The workaround I found looks like this:
size = sizeof(Board);
for (int i = 0; i < w*h-1; ++i) size += sizeof(Slot);
Weird enough, this worked. Next logical step: compare the generated assembly. Here I have to admit I'm totally new to x86
, my only assembly experience was with the good old 6502
. So, In the following snippets, I'll add my assumptions and thoughts as comments, please correct me here.
First the "broken" original version (w
, h
are in %esi
, %edi
):
movl %esi, %eax
imull %edi, %eax # ok, calculate the product w*h
leal 12(,%eax,8), %eax # multiply by 8 (sizeof(Slot)) and add
# 12 as an offset.
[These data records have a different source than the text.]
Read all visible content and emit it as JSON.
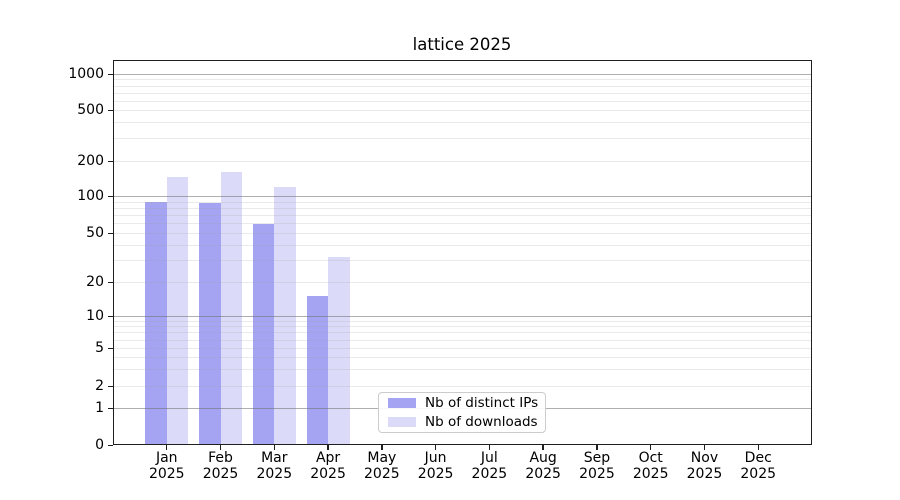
{
  "chart_data": {
    "type": "bar",
    "title": "lattice 2025",
    "categories": [
      "Jan 2025",
      "Feb 2025",
      "Mar 2025",
      "Apr 2025",
      "May 2025",
      "Jun 2025",
      "Jul 2025",
      "Aug 2025",
      "Sep 2025",
      "Oct 2025",
      "Nov 2025",
      "Dec 2025"
    ],
    "series": [
      {
        "name": "Nb of distinct IPs",
        "color": "#a4a4f2",
        "values": [
          90,
          88,
          59,
          15,
          0,
          0,
          0,
          0,
          0,
          0,
          0,
          0
        ]
      },
      {
        "name": "Nb of downloads",
        "color": "#dbdbf9",
        "values": [
          145,
          160,
          120,
          32,
          0,
          0,
          0,
          0,
          0,
          0,
          0,
          0
        ]
      }
    ],
    "yscale": "symlog",
    "yticks": [
      0,
      1,
      2,
      5,
      10,
      20,
      50,
      100,
      200,
      500,
      1000
    ],
    "ylim": [
      0,
      1300
    ],
    "grid": true,
    "legend_position": "lower center inside plot",
    "colors": {
      "major_grid": "#b0b0b0",
      "minor_grid": "#e6e6e6",
      "axis_spine": "#1f1f1f",
      "background": "#ffffff"
    }
  }
}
Looks good because
# 12 = sizeof(Board) - sizeof(Slot)...
movzwl %ax, %ebp # just use 16bit because my size_t for
# realmode is "unsigned short"
movl %ebp, (%esp)
calll malloc
Now, to me, this looks good, but my malloc()
sees 12, as mentioned. The workaround with the loop compiles to the following assembly:
movl %edi, %ecx
imull %esi, %ecx # ok, w*h again.
leal -1(%ecx), %edx # edx = ecx-1? loop-end condition?
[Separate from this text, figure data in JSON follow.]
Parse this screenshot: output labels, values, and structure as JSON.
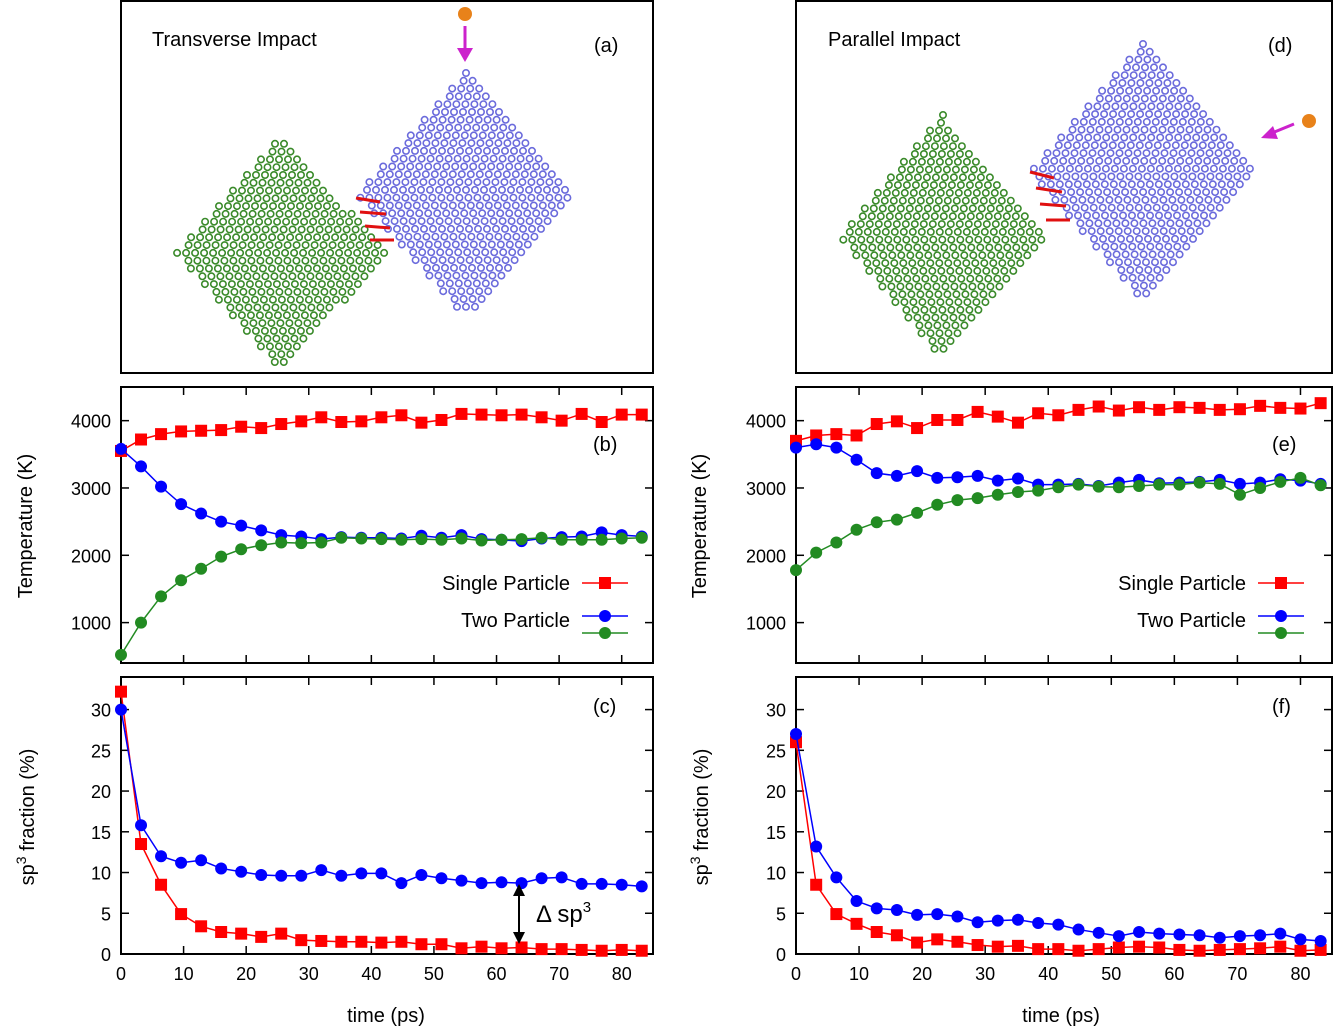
{
  "colors": {
    "single": "#ff0000",
    "two_particle_a": "#0000ff",
    "two_particle_b": "#228b22",
    "particle_green": "#3a8a2a",
    "particle_blue": "#6b6bdc",
    "bond_red": "#e01010",
    "projectile": "#e8821a",
    "arrow": "#cc22cc"
  },
  "panels": {
    "a": {
      "title": "Transverse Impact",
      "tag": "(a)"
    },
    "d": {
      "title": "Parallel Impact",
      "tag": "(d)"
    }
  },
  "axis_labels": {
    "temperature": "Temperature (K)",
    "sp3_prefix": "sp",
    "sp3_sup": "3",
    "sp3_suffix": " fraction (%)",
    "time": "time (ps)"
  },
  "legend": {
    "single": "Single Particle",
    "two": "Two Particle"
  },
  "annotation": {
    "delta": "Δ sp",
    "sup": "3"
  },
  "chart_data": [
    {
      "id": "b",
      "tag": "(b)",
      "type": "line",
      "xlim": [
        0,
        85
      ],
      "ylim": [
        400,
        4500
      ],
      "xticks": [
        0,
        10,
        20,
        30,
        40,
        50,
        60,
        70,
        80
      ],
      "yticks": [
        1000,
        2000,
        3000,
        4000
      ],
      "xlabel": "",
      "ylabel": "Temperature (K)",
      "x": [
        0,
        3.2,
        6.4,
        9.6,
        12.8,
        16,
        19.2,
        22.4,
        25.6,
        28.8,
        32,
        35.2,
        38.4,
        41.6,
        44.8,
        48,
        51.2,
        54.4,
        57.6,
        60.8,
        64,
        67.2,
        70.4,
        73.6,
        76.8,
        80,
        83.2
      ],
      "series": [
        {
          "name": "Single Particle",
          "marker": "square",
          "color": "#ff0000",
          "values": [
            3550,
            3720,
            3800,
            3840,
            3850,
            3860,
            3910,
            3890,
            3950,
            3990,
            4050,
            3980,
            3990,
            4050,
            4080,
            3970,
            4010,
            4100,
            4090,
            4080,
            4090,
            4050,
            4000,
            4100,
            3980,
            4090,
            4090
          ]
        },
        {
          "name": "Two Particle",
          "marker": "circle",
          "color": "#0000ff",
          "values": [
            3580,
            3320,
            3020,
            2760,
            2620,
            2500,
            2440,
            2370,
            2300,
            2280,
            2240,
            2270,
            2260,
            2260,
            2250,
            2290,
            2260,
            2300,
            2240,
            2230,
            2210,
            2250,
            2270,
            2280,
            2340,
            2300,
            2280
          ]
        },
        {
          "marker": "circle",
          "color": "#228b22",
          "values": [
            520,
            1000,
            1390,
            1630,
            1800,
            1980,
            2090,
            2150,
            2190,
            2180,
            2190,
            2260,
            2250,
            2240,
            2230,
            2240,
            2230,
            2250,
            2220,
            2230,
            2240,
            2260,
            2230,
            2230,
            2230,
            2250,
            2260
          ]
        }
      ]
    },
    {
      "id": "e",
      "tag": "(e)",
      "type": "line",
      "xlim": [
        0,
        85
      ],
      "ylim": [
        400,
        4500
      ],
      "xticks": [
        0,
        10,
        20,
        30,
        40,
        50,
        60,
        70,
        80
      ],
      "yticks": [
        1000,
        2000,
        3000,
        4000
      ],
      "xlabel": "",
      "ylabel": "Temperature (K)",
      "x": [
        0,
        3.2,
        6.4,
        9.6,
        12.8,
        16,
        19.2,
        22.4,
        25.6,
        28.8,
        32,
        35.2,
        38.4,
        41.6,
        44.8,
        48,
        51.2,
        54.4,
        57.6,
        60.8,
        64,
        67.2,
        70.4,
        73.6,
        76.8,
        80,
        83.2
      ],
      "series": [
        {
          "name": "Single Particle",
          "marker": "square",
          "color": "#ff0000",
          "values": [
            3700,
            3780,
            3800,
            3780,
            3950,
            3990,
            3890,
            4010,
            4010,
            4130,
            4060,
            3970,
            4110,
            4080,
            4160,
            4210,
            4150,
            4200,
            4160,
            4200,
            4190,
            4160,
            4170,
            4220,
            4190,
            4180,
            4260
          ]
        },
        {
          "name": "Two Particle",
          "marker": "circle",
          "color": "#0000ff",
          "values": [
            3600,
            3650,
            3600,
            3420,
            3220,
            3180,
            3250,
            3150,
            3160,
            3180,
            3110,
            3140,
            3050,
            3050,
            3060,
            3030,
            3080,
            3120,
            3070,
            3080,
            3090,
            3120,
            3060,
            3080,
            3130,
            3110,
            3060
          ]
        },
        {
          "marker": "circle",
          "color": "#228b22",
          "values": [
            1780,
            2040,
            2190,
            2380,
            2490,
            2530,
            2630,
            2750,
            2820,
            2850,
            2900,
            2940,
            2960,
            3010,
            3050,
            3020,
            3010,
            3030,
            3050,
            3050,
            3080,
            3060,
            2900,
            3000,
            3090,
            3150,
            3040
          ]
        }
      ]
    },
    {
      "id": "c",
      "tag": "(c)",
      "type": "line",
      "xlim": [
        0,
        85
      ],
      "ylim": [
        0,
        34
      ],
      "xticks": [
        0,
        10,
        20,
        30,
        40,
        50,
        60,
        70,
        80
      ],
      "yticks": [
        0,
        5,
        10,
        15,
        20,
        25,
        30
      ],
      "xlabel": "time (ps)",
      "ylabel": "sp3 fraction (%)",
      "x": [
        0,
        3.2,
        6.4,
        9.6,
        12.8,
        16,
        19.2,
        22.4,
        25.6,
        28.8,
        32,
        35.2,
        38.4,
        41.6,
        44.8,
        48,
        51.2,
        54.4,
        57.6,
        60.8,
        64,
        67.2,
        70.4,
        73.6,
        76.8,
        80,
        83.2
      ],
      "series": [
        {
          "name": "Single Particle",
          "marker": "square",
          "color": "#ff0000",
          "values": [
            32.2,
            13.5,
            8.5,
            4.9,
            3.4,
            2.7,
            2.5,
            2.1,
            2.5,
            1.7,
            1.6,
            1.5,
            1.5,
            1.4,
            1.5,
            1.2,
            1.2,
            0.7,
            0.9,
            0.7,
            0.8,
            0.6,
            0.6,
            0.5,
            0.4,
            0.5,
            0.4
          ]
        },
        {
          "name": "Two Particle",
          "marker": "circle",
          "color": "#0000ff",
          "values": [
            30.0,
            15.8,
            12.0,
            11.2,
            11.5,
            10.5,
            10.1,
            9.7,
            9.6,
            9.6,
            10.3,
            9.6,
            9.9,
            9.9,
            8.7,
            9.7,
            9.3,
            9.0,
            8.7,
            8.8,
            8.7,
            9.3,
            9.4,
            8.6,
            8.6,
            8.5,
            8.3
          ]
        }
      ]
    },
    {
      "id": "f",
      "tag": "(f)",
      "type": "line",
      "xlim": [
        0,
        85
      ],
      "ylim": [
        0,
        34
      ],
      "xticks": [
        0,
        10,
        20,
        30,
        40,
        50,
        60,
        70,
        80
      ],
      "yticks": [
        0,
        5,
        10,
        15,
        20,
        25,
        30
      ],
      "xlabel": "time (ps)",
      "ylabel": "sp3 fraction (%)",
      "x": [
        0,
        3.2,
        6.4,
        9.6,
        12.8,
        16,
        19.2,
        22.4,
        25.6,
        28.8,
        32,
        35.2,
        38.4,
        41.6,
        44.8,
        48,
        51.2,
        54.4,
        57.6,
        60.8,
        64,
        67.2,
        70.4,
        73.6,
        76.8,
        80,
        83.2
      ],
      "series": [
        {
          "name": "Single Particle",
          "marker": "square",
          "color": "#ff0000",
          "values": [
            26.0,
            8.5,
            4.9,
            3.7,
            2.7,
            2.3,
            1.4,
            1.8,
            1.5,
            1.1,
            0.9,
            1.0,
            0.6,
            0.6,
            0.4,
            0.6,
            0.8,
            0.9,
            0.8,
            0.5,
            0.4,
            0.5,
            0.6,
            0.7,
            0.9,
            0.4,
            0.5
          ]
        },
        {
          "name": "Two Particle",
          "marker": "circle",
          "color": "#0000ff",
          "values": [
            27.0,
            13.2,
            9.4,
            6.5,
            5.6,
            5.4,
            4.8,
            4.9,
            4.6,
            3.9,
            4.1,
            4.2,
            3.8,
            3.6,
            3.0,
            2.6,
            2.2,
            2.7,
            2.5,
            2.4,
            2.3,
            2.0,
            2.2,
            2.3,
            2.5,
            1.8,
            1.6
          ]
        }
      ]
    }
  ]
}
movw $20, %ax # sizeof(Board)
testl %edx, %edx # I guess that sets just some flags in
# order to check whether (w*h-1) is <= 0?
jle .LBB0_5
leal 65548(,%ecx,8), %eax # This seems to be the loop body
# condensed to a single instruction.
# 65548 = 65536 (0x10000) + 12. So
# there is our offset of 12 again (for
# 16bit). The rest is the same ...
.LBB0_5:
movzwl %ax, %ebp # use bottom 16 bits
movl %ebp, (%esp)
calll malloc
As described before, this second variant works as expected. My question after all this long text is as simple as ... WHY? Is there something special about realmode I'm missing here?
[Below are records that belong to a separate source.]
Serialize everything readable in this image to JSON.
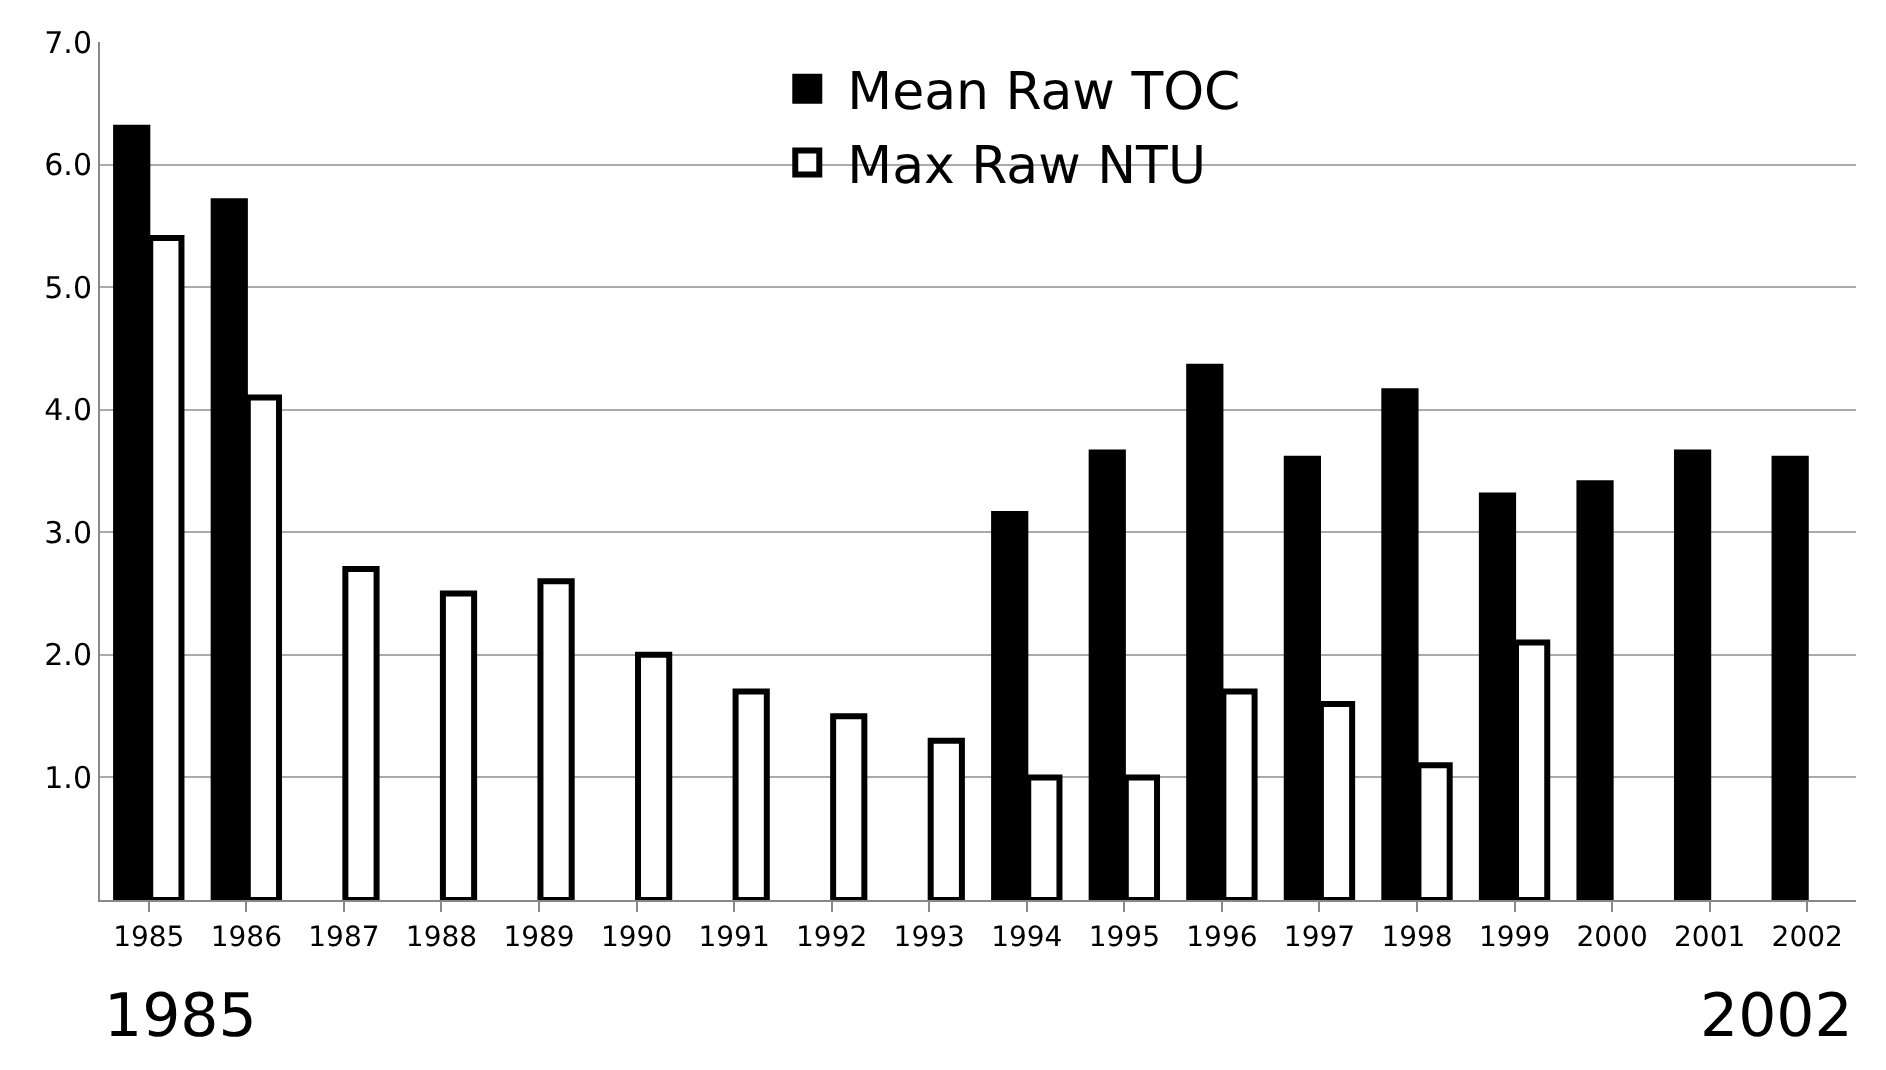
{
  "chart_data": {
    "type": "bar",
    "categories": [
      "1985",
      "1986",
      "1987",
      "1988",
      "1989",
      "1990",
      "1991",
      "1992",
      "1993",
      "1994",
      "1995",
      "1996",
      "1997",
      "1998",
      "1999",
      "2000",
      "2001",
      "2002"
    ],
    "series": [
      {
        "name": "Mean Raw TOC",
        "color": "#000000",
        "values": [
          6.3,
          5.7,
          null,
          null,
          null,
          null,
          null,
          null,
          null,
          3.15,
          3.65,
          4.35,
          3.6,
          4.15,
          3.3,
          3.4,
          3.65,
          3.6
        ]
      },
      {
        "name": "Max Raw NTU",
        "color": "#ffffff",
        "values": [
          5.4,
          4.1,
          2.7,
          2.5,
          2.6,
          2.0,
          1.7,
          1.5,
          1.3,
          1.0,
          1.0,
          1.7,
          1.6,
          1.1,
          2.1,
          null,
          null,
          null
        ]
      }
    ],
    "ylim": [
      0,
      7
    ],
    "yticks": [
      {
        "value": 1,
        "label": "1.0"
      },
      {
        "value": 2,
        "label": "2.0"
      },
      {
        "value": 3,
        "label": "3.0"
      },
      {
        "value": 4,
        "label": "4.0"
      },
      {
        "value": 5,
        "label": "5.0"
      },
      {
        "value": 6,
        "label": "6.0"
      },
      {
        "value": 7,
        "label": "7.0"
      }
    ],
    "grid": "y",
    "legend": "top",
    "annotations": [
      "1985",
      "2002"
    ]
  }
}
For reference: this commit contains both code versions. Just type make -f libdos.mk
for a version with the workaround (crashing later). To compile the code leading to the bug, remove the -DDOSREAL
from the CFLAGS
in libdos.mk
first.
Update: given the comments, I tried to debug this myself a bit deeper. Using dosbox' debugger is somewhat cumbersome, but I finally got it to break at the position of this bug. So, the following assembly code intended by clang
:
movl %esi, %eax
imull %edi, %eax
leal 12(,%eax,8), %eax
movzwl %ax, %ebp
movl %ebp, (%esp)
calll malloc
ends up as this (note intel syntax used by dosbox' disassembler):
0193:2839 6689F0 mov eax,esi
0193:283C 660FAFC7 imul eax,edi
0193:2840 668D060C00 lea eax,[000C] ds:[000C]=0000F000
0193:2845 660FB7E8 movzx ebp,ax
0193:2849 6766892C24 mov [esp],ebp ss:[FFB2]=00007B5C
0193:284E 66E8401D0000 call 4594 ($+1d40)
I think this lea
instruction looks suspicious, and indeed, after it, the wrong value is in ax
. So, I tried to feed the same assembly source to the GNU assembler, using .code16
with the following result (disassembly by objdump
, I think it is not entirely correct because it might misinterpret the size prefix bytes):
00000000 <.text>:
0: 66 89 f0 mov %si,%ax
3: 66 0f af c7 imul %di,%ax
7: 67 66 8d 04 lea (%si),%ax
b: c5 0c 00 lds (%eax,%eax,1),%ecx
e: 00 00 add %al,(%eax)
10: 66 0f b7 e8 movzww %ax,%bp
14: 67 66 89 2c mov %bp,(%si)
The only difference is this lea
instruction. Here it starts with 67
meaning "address is 32bit" in 16bit real mode. My guess is, this is actually needed because lea
is meant to operate on addresses and just "abused" by the optimizer to do data calculation here. Are my assumptions correct? If so, could this be a bug in clang
s internal assembler for -m16
? Maybe someone can explain where this 668D060C00
emitted by clang
comes from and what may be the meaning? 66
means "data is 32bit" and 8D
probably is the opcode itself --- but what about the rest?